Sous perfusion depuis presque quatre ans, la Grèce a montré récemment des signes encourageants. Les ventes au détail ont progressé en novembre (+2,9% en variation annuelle), pour la première fois depuis avril 2010, tandis que le PMI manufacturier a atteint un point haut de plus de quatre ans en décembre, à 49,6, et que l’activité touristique redécolle.
Sous l’effet des réformes, qui ont abaissé de près de 20% les coûts unitaires du travail, le pays corrige progressivement ses déséquilibres macroéconomiques. Le pays a dégagé un excédent primaire (hors service de la dette) de 603 millions d’euros l’an dernier sur la base du budget central. Sur son compte extérieur, la Grèce devrait générer un excédent d’un milliard d’euros environ.

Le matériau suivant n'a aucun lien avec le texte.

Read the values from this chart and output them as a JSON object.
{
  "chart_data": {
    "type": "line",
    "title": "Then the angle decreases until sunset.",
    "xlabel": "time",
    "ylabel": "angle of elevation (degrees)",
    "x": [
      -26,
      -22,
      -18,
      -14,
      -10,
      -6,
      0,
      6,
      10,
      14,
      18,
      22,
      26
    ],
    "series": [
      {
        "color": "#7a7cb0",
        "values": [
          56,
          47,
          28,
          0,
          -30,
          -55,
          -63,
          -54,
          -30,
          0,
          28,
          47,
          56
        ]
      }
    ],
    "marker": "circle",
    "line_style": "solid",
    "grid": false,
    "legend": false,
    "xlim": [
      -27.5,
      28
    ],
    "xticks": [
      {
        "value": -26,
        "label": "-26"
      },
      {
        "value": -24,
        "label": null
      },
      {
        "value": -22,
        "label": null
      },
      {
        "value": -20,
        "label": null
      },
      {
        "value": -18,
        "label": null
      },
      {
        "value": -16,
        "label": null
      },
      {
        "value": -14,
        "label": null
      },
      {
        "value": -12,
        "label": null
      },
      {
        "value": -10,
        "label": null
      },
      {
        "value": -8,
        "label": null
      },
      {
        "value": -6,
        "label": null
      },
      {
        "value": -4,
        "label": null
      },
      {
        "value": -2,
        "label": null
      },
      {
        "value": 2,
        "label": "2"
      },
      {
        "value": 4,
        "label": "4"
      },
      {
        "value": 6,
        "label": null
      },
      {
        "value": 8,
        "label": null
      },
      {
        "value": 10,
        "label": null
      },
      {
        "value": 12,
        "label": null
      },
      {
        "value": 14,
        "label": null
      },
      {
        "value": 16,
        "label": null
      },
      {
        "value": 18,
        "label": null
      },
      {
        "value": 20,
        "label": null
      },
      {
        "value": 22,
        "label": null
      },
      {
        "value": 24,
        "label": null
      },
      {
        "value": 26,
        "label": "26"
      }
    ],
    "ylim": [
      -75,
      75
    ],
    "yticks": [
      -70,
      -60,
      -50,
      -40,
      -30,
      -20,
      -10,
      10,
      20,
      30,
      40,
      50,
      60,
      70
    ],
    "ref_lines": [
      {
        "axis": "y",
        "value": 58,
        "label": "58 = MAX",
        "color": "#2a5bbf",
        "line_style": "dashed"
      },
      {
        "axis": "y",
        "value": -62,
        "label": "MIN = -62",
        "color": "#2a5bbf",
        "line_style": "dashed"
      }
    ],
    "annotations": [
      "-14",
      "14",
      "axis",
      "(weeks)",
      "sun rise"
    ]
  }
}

Athènes est en passe de remplir avec un an d’avance l’objectif que la Troïka (Union européenne, Banque centrale européenne, Fonds monétaire international) lui avait assigné. Un point crucial dans la perspective de discussions sur un aménagement de la dette avec les partenaires de la zone euro. Cet effort pourrait prendre la forme d’une extension des maturités, d’un abaissement des taux d’intérêt et d’une diminution des besoins de co-financement auprès de l’UE. «Nous pensons toujours que le niveau d’aménagement nécessaire afin de rendre la dette publique soutenable devrait dépasser celui qui est suggéré dans le dernier rapport du FMI (4% du PIB)», estime Gyorgy Kovacs, économiste chez UBS.
Les motifs d’inquiétude propres à la Grèce n’ont pas disparu pour autant. Les discussions avec la Troïka, qui doit conclure son cinquième rapport d’inspection, patinent depuis le mois de septembre dernier. Les créanciers internationaux réclament un effort supplémentaire sur 2014-2015. Dans ce climat, la coalition gouvernementale se retrouve fragilisée à quelques mois d’élections européennes et municipales qui pourraient propulser sur le devant de la scène le parti anti-austérité Syriza.